I recall about a year how we were discussing basically turning web search into LLM queries, and I remember never being clear whether people meant simply directly querying AIs or turning them loose on the web. The former is what this is testing and is fairly transparently stupid, just by an information theoretic argument that the AIs simply can't contain all the answers to every query in them, they're just not large enough (and really can't be, practically). I've had good results with the latter, when using dedicated AI resources that I'm paying for (not the stuff coming out of the search engines right now, which I find are often quite terrible). Even non-frontier models can do OK when they've got good results sitting right there to look at. Again, the standard I'm applying here isn't that they yield Absolute Truth, but just that when I follow the links back, they basically say what the AI said they did and the summary is reasonable. I wouldn't expect a human to do better in a casual overview, not that the result is perfect.

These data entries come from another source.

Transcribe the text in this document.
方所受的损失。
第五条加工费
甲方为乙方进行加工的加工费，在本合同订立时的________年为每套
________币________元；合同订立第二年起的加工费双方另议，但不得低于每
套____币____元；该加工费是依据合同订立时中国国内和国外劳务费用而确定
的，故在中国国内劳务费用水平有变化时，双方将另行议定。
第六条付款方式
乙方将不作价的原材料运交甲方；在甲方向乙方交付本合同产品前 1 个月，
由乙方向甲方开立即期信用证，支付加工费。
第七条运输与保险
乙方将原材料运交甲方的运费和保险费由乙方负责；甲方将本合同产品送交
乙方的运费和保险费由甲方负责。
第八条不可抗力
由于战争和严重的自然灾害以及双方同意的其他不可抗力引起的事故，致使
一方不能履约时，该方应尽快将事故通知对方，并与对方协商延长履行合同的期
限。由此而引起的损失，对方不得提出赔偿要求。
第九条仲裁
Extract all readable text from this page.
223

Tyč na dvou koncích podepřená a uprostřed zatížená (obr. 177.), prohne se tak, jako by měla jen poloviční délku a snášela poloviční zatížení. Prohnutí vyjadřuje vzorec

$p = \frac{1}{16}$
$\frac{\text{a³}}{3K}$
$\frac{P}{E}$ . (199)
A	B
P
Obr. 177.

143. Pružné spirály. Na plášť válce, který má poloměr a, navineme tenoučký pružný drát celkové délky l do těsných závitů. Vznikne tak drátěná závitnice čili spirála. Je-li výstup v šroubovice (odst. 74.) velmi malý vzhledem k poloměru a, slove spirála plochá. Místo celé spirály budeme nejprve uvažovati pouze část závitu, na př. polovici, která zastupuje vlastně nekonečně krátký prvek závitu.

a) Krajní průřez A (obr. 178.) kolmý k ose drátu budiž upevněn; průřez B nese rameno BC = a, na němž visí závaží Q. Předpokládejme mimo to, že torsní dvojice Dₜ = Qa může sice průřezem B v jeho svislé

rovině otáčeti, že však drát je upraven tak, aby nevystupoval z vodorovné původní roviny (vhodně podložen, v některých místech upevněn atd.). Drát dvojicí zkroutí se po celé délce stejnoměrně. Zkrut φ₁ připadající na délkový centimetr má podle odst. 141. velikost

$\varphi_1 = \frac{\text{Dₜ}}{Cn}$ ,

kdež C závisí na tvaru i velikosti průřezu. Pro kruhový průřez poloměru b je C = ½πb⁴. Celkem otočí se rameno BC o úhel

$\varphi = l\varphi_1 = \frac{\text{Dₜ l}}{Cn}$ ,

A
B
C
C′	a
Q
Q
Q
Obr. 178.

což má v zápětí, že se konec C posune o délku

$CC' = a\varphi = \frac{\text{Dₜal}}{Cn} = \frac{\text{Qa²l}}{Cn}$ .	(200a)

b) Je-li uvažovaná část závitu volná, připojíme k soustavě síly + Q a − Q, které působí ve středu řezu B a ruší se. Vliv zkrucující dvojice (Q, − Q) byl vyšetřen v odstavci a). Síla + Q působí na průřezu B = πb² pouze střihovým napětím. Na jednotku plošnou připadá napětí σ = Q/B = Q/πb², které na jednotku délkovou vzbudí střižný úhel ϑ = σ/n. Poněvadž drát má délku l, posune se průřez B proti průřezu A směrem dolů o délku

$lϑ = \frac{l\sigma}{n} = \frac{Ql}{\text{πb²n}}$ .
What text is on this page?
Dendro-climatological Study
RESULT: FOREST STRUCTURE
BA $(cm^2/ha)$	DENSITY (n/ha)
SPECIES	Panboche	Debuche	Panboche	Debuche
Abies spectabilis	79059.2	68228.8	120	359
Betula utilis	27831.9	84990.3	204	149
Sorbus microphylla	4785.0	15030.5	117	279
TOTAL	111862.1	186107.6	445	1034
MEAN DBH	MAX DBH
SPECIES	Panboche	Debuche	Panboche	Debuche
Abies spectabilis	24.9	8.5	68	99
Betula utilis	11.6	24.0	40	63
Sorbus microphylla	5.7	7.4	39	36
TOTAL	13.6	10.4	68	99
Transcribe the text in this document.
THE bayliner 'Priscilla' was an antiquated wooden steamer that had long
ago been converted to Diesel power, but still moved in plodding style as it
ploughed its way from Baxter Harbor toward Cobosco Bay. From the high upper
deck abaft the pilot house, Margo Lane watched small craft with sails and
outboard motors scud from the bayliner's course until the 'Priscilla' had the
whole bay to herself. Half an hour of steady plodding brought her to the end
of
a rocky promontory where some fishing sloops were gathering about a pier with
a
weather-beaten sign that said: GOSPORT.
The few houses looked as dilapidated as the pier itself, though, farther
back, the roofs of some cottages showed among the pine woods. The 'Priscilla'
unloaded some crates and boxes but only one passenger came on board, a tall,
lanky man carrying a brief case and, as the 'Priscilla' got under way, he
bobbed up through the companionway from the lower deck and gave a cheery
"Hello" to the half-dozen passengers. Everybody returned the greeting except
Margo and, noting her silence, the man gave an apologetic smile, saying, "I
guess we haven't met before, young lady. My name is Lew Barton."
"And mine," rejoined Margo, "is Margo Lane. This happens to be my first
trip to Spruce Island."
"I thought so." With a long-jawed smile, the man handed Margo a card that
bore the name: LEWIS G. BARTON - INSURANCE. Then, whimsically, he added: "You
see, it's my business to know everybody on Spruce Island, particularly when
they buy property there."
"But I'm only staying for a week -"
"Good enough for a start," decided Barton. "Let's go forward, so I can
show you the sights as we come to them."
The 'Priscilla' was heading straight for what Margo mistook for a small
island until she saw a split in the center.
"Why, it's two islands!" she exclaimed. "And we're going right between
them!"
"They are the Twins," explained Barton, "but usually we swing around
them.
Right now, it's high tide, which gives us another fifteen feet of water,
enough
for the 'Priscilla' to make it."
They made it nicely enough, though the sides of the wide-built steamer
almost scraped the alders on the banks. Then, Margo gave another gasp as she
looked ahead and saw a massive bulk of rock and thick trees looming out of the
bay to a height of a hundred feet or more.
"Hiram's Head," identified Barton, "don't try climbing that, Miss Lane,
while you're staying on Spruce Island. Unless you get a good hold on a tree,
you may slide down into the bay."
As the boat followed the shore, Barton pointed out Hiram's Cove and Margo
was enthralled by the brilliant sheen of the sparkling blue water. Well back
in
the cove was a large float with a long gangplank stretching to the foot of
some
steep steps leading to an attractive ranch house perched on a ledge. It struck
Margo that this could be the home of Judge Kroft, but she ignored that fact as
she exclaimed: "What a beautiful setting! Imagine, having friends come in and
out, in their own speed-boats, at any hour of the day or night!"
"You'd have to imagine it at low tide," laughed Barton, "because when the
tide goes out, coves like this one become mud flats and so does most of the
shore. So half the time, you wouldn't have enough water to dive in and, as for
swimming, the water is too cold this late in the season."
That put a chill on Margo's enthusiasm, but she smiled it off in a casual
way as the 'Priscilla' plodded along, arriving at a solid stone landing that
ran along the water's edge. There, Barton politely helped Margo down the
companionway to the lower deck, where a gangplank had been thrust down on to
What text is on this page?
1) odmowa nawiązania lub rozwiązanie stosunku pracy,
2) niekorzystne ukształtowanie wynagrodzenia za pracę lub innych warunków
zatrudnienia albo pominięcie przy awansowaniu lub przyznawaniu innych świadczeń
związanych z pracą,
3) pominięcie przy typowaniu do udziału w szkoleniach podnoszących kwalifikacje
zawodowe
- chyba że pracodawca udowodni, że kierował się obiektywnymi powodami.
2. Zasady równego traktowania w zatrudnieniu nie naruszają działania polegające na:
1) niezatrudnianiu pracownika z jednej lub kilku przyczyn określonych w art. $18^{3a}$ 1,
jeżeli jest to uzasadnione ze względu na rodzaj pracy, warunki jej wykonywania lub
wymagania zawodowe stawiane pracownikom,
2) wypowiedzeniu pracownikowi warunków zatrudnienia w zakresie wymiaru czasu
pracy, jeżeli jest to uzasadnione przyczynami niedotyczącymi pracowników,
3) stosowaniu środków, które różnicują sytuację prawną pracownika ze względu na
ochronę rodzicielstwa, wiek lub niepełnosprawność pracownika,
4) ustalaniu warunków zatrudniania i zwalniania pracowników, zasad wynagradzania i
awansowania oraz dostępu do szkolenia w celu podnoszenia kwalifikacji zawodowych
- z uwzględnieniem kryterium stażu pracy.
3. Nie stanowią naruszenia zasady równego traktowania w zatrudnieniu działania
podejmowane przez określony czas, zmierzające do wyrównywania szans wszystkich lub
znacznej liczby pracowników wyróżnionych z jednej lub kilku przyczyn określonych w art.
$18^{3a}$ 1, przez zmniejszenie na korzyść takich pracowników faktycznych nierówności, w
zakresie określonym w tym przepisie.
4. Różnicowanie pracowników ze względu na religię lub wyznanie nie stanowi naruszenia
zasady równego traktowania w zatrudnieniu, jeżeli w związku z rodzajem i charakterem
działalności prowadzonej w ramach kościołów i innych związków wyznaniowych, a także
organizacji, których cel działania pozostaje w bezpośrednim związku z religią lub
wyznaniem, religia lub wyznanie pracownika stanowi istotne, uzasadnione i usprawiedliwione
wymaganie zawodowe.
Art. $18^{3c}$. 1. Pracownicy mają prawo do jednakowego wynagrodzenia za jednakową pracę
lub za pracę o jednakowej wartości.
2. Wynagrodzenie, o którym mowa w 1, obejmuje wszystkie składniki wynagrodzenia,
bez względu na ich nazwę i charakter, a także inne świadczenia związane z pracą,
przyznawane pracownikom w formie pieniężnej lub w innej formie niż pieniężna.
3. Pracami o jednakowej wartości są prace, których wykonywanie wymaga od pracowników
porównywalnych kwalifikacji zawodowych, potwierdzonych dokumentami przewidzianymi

vstollen 20 minutes ago | parent | next [-]

Can you share what you mean by this?

> when using dedicated AI resources that I'm paying for

Are there API-based search providers that structure their results differently?

afavour 2 hours ago | parent | prev | next [-]

While I agree with what you’re saying the typical AI agent doesn’t say “I’m not totally sure about this, should I search the web?”. It often just spits out a reply based on its knowledge.

simonw 2 hours ago | parent [-]

That was true a year ago, I don't think it's true today. I can't remember the last time I saw Claude or ChatGPT confidently answer a question that they should have searched for instead.

If you watch their reasoning traces they often say things like "this is a well-known historical fact so I don't need to search for it", or more frequently they spit off a bunch of searches.

aftbit an hour ago | parent [-]

[dead]

kostaj 2 hours ago | parent | prev [-]

Two of the five models used (Gemini+Search and Sonar Pro) have retrieval capabilities and used search when classifying the claims. The disagreement between them is still quite significant - 42%.

simonw 2 hours ago | parent [-]

Here are those disagreements:

https://lite.datasette.io/?csv=https%3A%2F%2Fstatic.simonwil...

One example:

Researchers estimate that the average person ingests about 5 grams of plastic per week, which is approximately the weight of a credit card.

Gemini retrieval: Misleading

Sonar pro: Mostly True

jeffbee an hour ago | parent [-]

Internally the statement is perfectly true: some researchers did estimate this, and the credit card is a fair proxy for a 5g mass.

Was the research flagrantly incorrect? Yes. But that does not affect the truth of the statement.